History tends to note the things that arrived unplanned. Claude Mythos arrived about as unplanned as it gets. What it will become — the capabilities it will enable, the risks it will create, the market it will reshape, and whether it arrives under that name at all — is the story still being written. The prologue was published by accident. The rest will be released deliberately. Probably.


If the architecture of large-scale systems and how data flows through them interests you, Designing Data-Intensive Applications remains the best single resource for understanding the distributed systems fundamentals that underpin models like Mythos — from replication and partitioning to the encoding formats that make trillion-parameter training possible.

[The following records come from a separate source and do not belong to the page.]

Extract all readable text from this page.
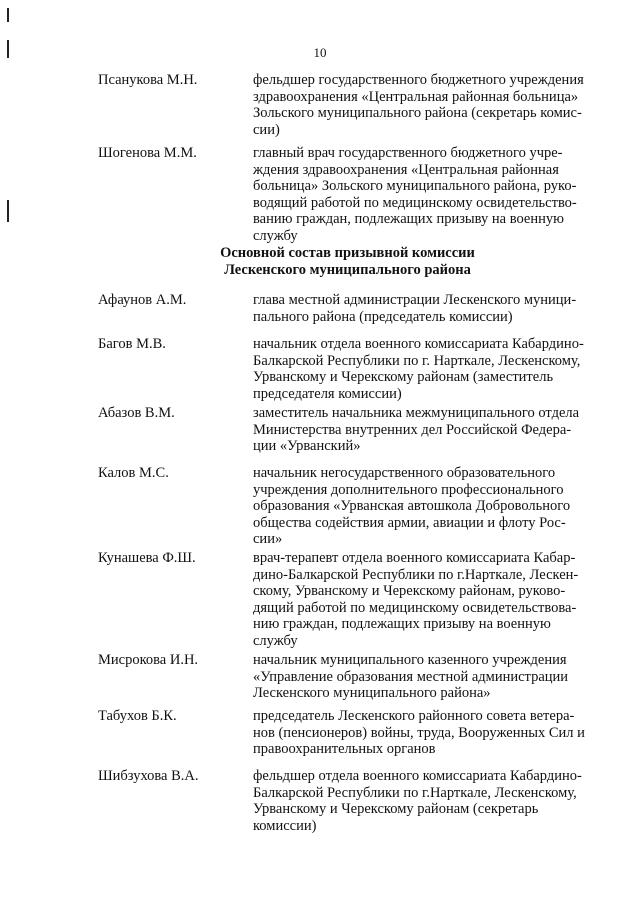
10
Псанукова М.Н.	фельдшер государственного бюджетного учреждения
здравоохранения «Центральная районная больница»
Зольского муниципального района (секретарь комис-
сии)
Шогенова М.М.	главный врач государственного бюджетного учре-
ждения здравоохранения «Центральная районная
больница» Зольского муниципального района, руко-
водящий работой по медицинскому освидетельство-
ванию граждан, подлежащих призыву на военную
службу
Основной состав призывной комиссии
Лескенского муниципального района
Афаунов А.М.	глава местной администрации Лескенского муници-
пального района (председатель комиссии)
Багов М.В.	начальник отдела военного комиссариата Кабардино-
Балкарской Республики по г. Нарткале, Лескенскому,
Урванскому и Черекскому районам (заместитель
председателя комиссии)
Абазов В.М.	заместитель начальника межмуниципального отдела
Министерства внутренних дел Российской Федера-
ции «Урванский»
Калов М.С.	начальник негосударственного образовательного
учреждения дополнительного профессионального
образования «Урванская автошкола Добровольного
общества содействия армии, авиации и флоту Рос-
сии»
Кунашева Ф.Ш.	врач-терапевт отдела военного комиссариата Кабар-
дино-Балкарской Республики по г.Нарткале, Лескен-
скому, Урванскому и Черекскому районам, руково-
дящий работой по медицинскому освидетельствова-
нию граждан, подлежащих призыву на военную
службу
Мисрокова И.Н.	начальник муниципального казенного учреждения
«Управление образования местной администрации
Лескенского муниципального района»
Табухов Б.К.	председатель Лескенского районного совета ветера-
нов (пенсионеров) войны, труда, Вооруженных Сил и
правоохранительных органов
Шибзухова В.А.	фельдшер отдела военного комиссариата Кабардино-
Балкарской Республики по г.Нарткале, Лескенскому,
Урванскому и Черекскому районам (секретарь
комиссии)
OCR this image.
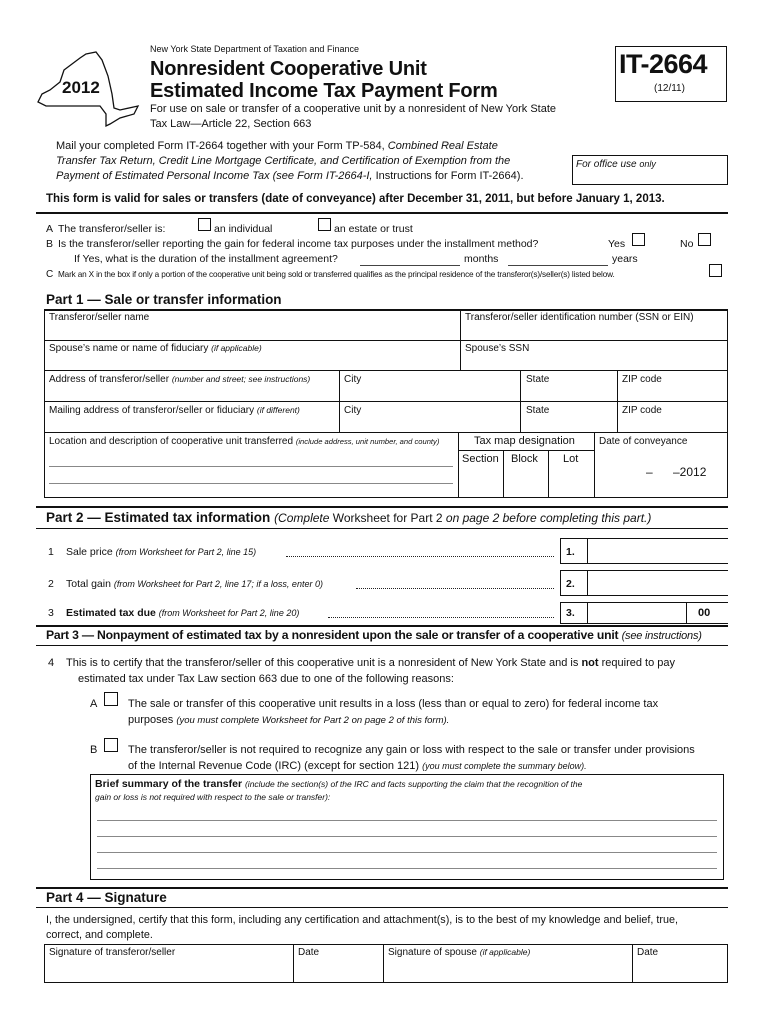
New York State Department of Taxation and Finance
2012
Nonresident Cooperative Unit
Estimated Income Tax Payment Form
For use on sale or transfer of a cooperative unit by a nonresident of New York State
Tax Law—Article 22, Section 663
IT-2664
(12/11)
Mail your completed Form IT-2664 together with your Form TP-584, Combined Real Estate
Transfer Tax Return, Credit Line Mortgage Certificate, and Certification of Exemption from the
Payment of Estimated Personal Income Tax (see Form IT-2664-I, Instructions for Form IT-2664).
For office use only
This form is valid for sales or transfers (date of conveyance) after December 31, 2011, but before January 1, 2013.
A The transferor/seller is:	an individual	an estate or trust
B Is the transferor/seller reporting the gain for federal income tax purposes under the installment method?	Yes	No
If Yes, what is the duration of the installment agreement?	months	years
C Mark an X in the box if only a portion of the cooperative unit being sold or transferred qualifies as the principal residence of the transferor(s)/seller(s) listed below.
Part 1 — Sale or transfer information
Transferor/seller name	Transferor/seller identification number (SSN or EIN)
Spouse’s name or name of fiduciary (if applicable)	Spouse’s SSN
Address of transferor/seller (number and street; see instructions)	City	State	ZIP code
Mailing address of transferor/seller or fiduciary (if different)	City	State	ZIP code
Location and description of cooperative unit transferred (include address, unit number, and county)	Tax map designation
Section Block Lot
Date of conveyance
– –2012
Part 2 — Estimated tax information (Complete Worksheet for Part 2 on page 2 before completing this part.)
1 Sale price (from Worksheet for Part 2, line 15)	1.
2 Total gain (from Worksheet for Part 2, line 17; if a loss, enter 0)	2.
3 Estimated tax due (from Worksheet for Part 2, line 20)	3.	00
Part 3 — Nonpayment of estimated tax by a nonresident upon the sale or transfer of a cooperative unit (see instructions)
4 This is to certify that the transferor/seller of this cooperative unit is a nonresident of New York State and is not required to pay
estimated tax under Tax Law section 663 due to one of the following reasons:
A	The sale or transfer of this cooperative unit results in a loss (less than or equal to zero) for federal income tax
purposes (you must complete Worksheet for Part 2 on page 2 of this form).
B	The transferor/seller is not required to recognize any gain or loss with respect to the sale or transfer under provisions
of the Internal Revenue Code (IRC) (except for section 121) (you must complete the summary below).
Brief summary of the transfer (include the section(s) of the IRC and facts supporting the claim that the recognition of the
gain or loss is not required with respect to the sale or transfer):
Part 4 — Signature
I, the undersigned, certify that this form, including any certification and attachment(s), is to the best of my knowledge and belief, true,
correct, and complete.
Signature of transferor/seller	Date	Signature of spouse (if applicable)	Date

Disclaimer: This article is an independent editorial synthesis of publicly confirmed reporting from Fortune, The Decoder, SiliconAngle, CoinDesk, Trending Topics, Geeky Gadgets, Igor’s Lab, and APIYI as of March 29, 2026. The author has no affiliation with Anthropic. Details sourced from Anthropic’s leaked draft blog post are clearly attributed and have not been independently verified beyond what Anthropic has publicly confirmed. Final model specifications, release naming, and pricing remain unconfirmed by official product documentation. Stock figures and Bitcoin prices are approximate snapshots from the trading sessions cited and may not reflect current values. This is not insider information — it is journalism.